Waldbrände in Griechenland Was Touristen wissen müssen

In Regionen nahe Athen wüten Waldbrände - es gibt Tote, viele Häuser sind zerstört. Wie sollen Urlauber sich verhalten? 

Waldbrand bei Kineta nahe Athen
AFP

Waldbrand bei Kineta nahe Athen


Etwa 40 Kilometer westlich von Athen ist ein Waldbrand außer Kontrolle geraten, und auch im Osten der Hauptstadt, in Rafina, waren riesige Rauchwolken zu sehen. Bei Temperaturen um die 40 Grad und heftigen Windböen hatten Feuerwehr und Militär zunächst Probleme, das Feuer unter Kontrolle zu bringen. Am Dienstag gelang dies endlich. Mindestens 50 Menschen kamen ums Leben, im Großraum Athen wurde der Notstand ausgerufen.

Das Auswärtige Amt (AA) rät Griechenland-Reisenden, die betroffenen Gebiete nahe der Hafenstadt Rafina zu meiden und sich über lokale Medien zu informieren. Aktuelle Informationen zu Waldbrandgefahren finden sich auf derWebseite des griechischen Zivilschutzes. Grillen und das Entfachen von offenem Feuer seien verboten. Den Anweisungen von Behörden vor Ort sollte man unbedingt folgen.

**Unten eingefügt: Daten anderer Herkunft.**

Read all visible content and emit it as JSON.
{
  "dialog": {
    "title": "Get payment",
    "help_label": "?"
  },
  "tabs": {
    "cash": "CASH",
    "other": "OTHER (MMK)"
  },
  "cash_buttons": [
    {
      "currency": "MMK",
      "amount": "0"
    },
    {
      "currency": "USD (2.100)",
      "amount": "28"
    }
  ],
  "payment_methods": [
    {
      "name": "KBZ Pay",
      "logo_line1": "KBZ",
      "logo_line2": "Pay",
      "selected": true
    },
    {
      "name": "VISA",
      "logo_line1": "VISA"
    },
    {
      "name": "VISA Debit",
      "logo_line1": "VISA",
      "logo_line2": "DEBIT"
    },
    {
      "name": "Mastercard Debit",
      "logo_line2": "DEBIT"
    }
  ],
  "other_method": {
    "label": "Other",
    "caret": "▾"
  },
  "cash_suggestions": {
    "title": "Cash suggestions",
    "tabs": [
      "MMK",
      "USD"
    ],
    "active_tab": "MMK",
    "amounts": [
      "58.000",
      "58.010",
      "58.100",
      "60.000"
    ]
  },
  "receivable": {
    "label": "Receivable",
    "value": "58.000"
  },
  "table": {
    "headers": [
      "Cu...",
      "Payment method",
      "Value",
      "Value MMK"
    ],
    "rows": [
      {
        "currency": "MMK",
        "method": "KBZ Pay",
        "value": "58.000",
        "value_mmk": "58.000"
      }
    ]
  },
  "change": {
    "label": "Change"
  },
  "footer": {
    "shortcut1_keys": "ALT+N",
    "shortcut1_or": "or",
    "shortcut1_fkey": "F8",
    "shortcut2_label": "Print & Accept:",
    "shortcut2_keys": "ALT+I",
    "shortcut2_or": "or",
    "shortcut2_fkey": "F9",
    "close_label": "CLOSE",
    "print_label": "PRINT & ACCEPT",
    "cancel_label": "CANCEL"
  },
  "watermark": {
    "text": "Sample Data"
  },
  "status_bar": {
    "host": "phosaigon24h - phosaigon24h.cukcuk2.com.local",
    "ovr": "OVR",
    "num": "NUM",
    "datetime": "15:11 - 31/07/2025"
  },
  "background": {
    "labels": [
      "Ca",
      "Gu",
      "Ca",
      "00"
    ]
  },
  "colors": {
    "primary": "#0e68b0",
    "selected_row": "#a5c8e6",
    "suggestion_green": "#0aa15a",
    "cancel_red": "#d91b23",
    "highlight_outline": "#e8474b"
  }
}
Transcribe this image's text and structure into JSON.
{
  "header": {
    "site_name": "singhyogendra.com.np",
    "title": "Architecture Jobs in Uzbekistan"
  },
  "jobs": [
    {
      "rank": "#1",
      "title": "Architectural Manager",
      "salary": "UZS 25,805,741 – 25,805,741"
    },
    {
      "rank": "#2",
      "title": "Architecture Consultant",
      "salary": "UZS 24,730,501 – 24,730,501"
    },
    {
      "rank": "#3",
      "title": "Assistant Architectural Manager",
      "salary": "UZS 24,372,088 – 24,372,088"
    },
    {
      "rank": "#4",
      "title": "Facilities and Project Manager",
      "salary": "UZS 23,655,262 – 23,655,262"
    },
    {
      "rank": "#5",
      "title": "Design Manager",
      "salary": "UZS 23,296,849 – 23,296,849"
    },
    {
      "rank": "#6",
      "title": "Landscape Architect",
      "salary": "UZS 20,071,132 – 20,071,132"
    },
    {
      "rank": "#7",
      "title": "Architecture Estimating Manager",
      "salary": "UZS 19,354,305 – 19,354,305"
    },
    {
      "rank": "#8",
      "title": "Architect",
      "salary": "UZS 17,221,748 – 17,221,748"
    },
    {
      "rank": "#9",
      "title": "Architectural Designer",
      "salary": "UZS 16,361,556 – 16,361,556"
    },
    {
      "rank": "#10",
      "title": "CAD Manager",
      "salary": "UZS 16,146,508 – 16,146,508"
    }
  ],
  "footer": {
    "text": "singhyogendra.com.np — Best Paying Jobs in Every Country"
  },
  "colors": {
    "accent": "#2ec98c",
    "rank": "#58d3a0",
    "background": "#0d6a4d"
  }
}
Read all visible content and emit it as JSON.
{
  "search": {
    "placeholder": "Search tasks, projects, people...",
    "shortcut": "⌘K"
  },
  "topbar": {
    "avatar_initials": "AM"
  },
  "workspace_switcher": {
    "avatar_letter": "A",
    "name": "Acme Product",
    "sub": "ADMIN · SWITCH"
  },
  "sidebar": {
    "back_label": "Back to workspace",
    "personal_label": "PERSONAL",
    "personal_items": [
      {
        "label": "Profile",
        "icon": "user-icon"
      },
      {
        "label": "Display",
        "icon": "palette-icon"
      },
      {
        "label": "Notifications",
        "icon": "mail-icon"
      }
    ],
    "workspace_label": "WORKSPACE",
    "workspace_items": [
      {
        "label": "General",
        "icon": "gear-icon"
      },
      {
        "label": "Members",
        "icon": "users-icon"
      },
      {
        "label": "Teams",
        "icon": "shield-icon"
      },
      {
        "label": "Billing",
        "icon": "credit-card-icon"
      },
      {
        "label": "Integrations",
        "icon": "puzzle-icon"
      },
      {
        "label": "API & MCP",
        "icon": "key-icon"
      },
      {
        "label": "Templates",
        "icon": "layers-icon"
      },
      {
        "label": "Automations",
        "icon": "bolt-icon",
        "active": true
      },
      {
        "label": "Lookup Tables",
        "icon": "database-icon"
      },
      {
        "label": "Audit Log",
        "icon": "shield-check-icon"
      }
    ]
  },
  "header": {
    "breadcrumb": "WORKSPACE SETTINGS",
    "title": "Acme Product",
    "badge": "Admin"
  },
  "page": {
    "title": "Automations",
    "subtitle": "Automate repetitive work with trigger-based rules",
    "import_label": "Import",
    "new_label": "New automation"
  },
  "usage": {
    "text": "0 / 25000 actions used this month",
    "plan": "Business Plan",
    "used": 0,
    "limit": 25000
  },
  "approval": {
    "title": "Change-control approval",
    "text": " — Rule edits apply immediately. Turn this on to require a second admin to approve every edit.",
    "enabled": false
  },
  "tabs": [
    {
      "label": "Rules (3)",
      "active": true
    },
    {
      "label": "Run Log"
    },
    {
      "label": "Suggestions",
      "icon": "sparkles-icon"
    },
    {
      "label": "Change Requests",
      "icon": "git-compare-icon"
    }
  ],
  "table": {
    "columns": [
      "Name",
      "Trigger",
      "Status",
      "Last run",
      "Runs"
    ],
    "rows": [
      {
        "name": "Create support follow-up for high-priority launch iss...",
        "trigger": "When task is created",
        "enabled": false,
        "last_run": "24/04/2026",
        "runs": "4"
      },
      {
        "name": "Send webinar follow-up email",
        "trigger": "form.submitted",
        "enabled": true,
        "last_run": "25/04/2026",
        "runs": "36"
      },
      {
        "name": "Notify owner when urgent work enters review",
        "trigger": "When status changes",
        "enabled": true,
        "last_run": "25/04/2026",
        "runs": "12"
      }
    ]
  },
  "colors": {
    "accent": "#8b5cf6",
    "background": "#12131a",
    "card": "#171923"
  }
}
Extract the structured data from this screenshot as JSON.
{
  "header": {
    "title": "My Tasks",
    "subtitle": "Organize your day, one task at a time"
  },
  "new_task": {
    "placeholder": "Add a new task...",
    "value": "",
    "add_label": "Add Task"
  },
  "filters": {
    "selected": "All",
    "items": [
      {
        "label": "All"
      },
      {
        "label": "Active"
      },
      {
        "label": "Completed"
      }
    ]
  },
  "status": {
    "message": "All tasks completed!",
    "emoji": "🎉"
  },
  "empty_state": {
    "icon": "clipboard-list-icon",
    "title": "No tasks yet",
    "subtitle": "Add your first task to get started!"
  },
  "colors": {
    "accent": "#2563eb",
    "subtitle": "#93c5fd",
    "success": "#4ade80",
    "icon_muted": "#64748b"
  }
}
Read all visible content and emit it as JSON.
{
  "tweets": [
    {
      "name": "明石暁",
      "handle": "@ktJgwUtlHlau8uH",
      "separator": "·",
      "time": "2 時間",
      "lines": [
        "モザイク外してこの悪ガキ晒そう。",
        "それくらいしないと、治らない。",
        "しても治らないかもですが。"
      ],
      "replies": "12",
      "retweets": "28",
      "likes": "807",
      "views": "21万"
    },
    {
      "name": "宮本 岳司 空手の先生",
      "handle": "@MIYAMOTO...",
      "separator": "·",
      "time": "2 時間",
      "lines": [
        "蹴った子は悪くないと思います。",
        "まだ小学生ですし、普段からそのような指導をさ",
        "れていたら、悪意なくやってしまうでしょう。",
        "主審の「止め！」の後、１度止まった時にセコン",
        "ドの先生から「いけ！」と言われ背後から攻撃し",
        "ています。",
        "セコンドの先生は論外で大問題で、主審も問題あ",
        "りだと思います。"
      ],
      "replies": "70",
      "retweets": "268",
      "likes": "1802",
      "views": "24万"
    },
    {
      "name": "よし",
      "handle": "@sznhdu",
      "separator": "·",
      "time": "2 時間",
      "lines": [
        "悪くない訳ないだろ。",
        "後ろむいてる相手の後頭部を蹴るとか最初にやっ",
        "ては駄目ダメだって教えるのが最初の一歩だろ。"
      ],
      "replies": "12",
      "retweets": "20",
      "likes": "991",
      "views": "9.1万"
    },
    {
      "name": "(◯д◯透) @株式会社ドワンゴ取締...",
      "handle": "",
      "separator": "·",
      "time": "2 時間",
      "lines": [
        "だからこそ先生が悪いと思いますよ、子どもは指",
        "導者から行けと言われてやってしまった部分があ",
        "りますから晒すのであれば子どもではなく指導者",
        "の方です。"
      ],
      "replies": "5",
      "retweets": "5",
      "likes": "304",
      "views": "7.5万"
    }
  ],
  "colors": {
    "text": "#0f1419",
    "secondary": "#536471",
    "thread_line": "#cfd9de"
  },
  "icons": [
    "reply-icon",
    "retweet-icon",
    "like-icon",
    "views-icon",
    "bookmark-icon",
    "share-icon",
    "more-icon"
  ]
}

Nach Angaben des Deutschen Reiseverbands (DRV) sind keine Urlauber aus Deutschland betroffen. Die Ferienregionen, in denen Deutsche ihren Urlaub verbringen, seien verschont geblieben, sagte eine DRV-Sprecherin. Die touristische Infrastruktur der deutschen Veranstalter, also etwa Hotels, sei vollkommen intakt.

Der Griechenland-Spezialist Attika Reisen hat nach eigenen Angaben derzeit nur einige wenige Gäste in Athen und keine in der umliegenden Region - fast alle Urlauber sind auf den griechischen Inseln. Der Flugbetrieb in Athen sei wieder uneingeschränkt möglich. Der Autoclub ADAC rät Urlaubern, im Zweifel vor Beginn der Reise mit ihrer Unterkunft oder dem Reiseveranstalter Kontakt aufzunehmen und sich über die Situation vor Ort zu erkundigen.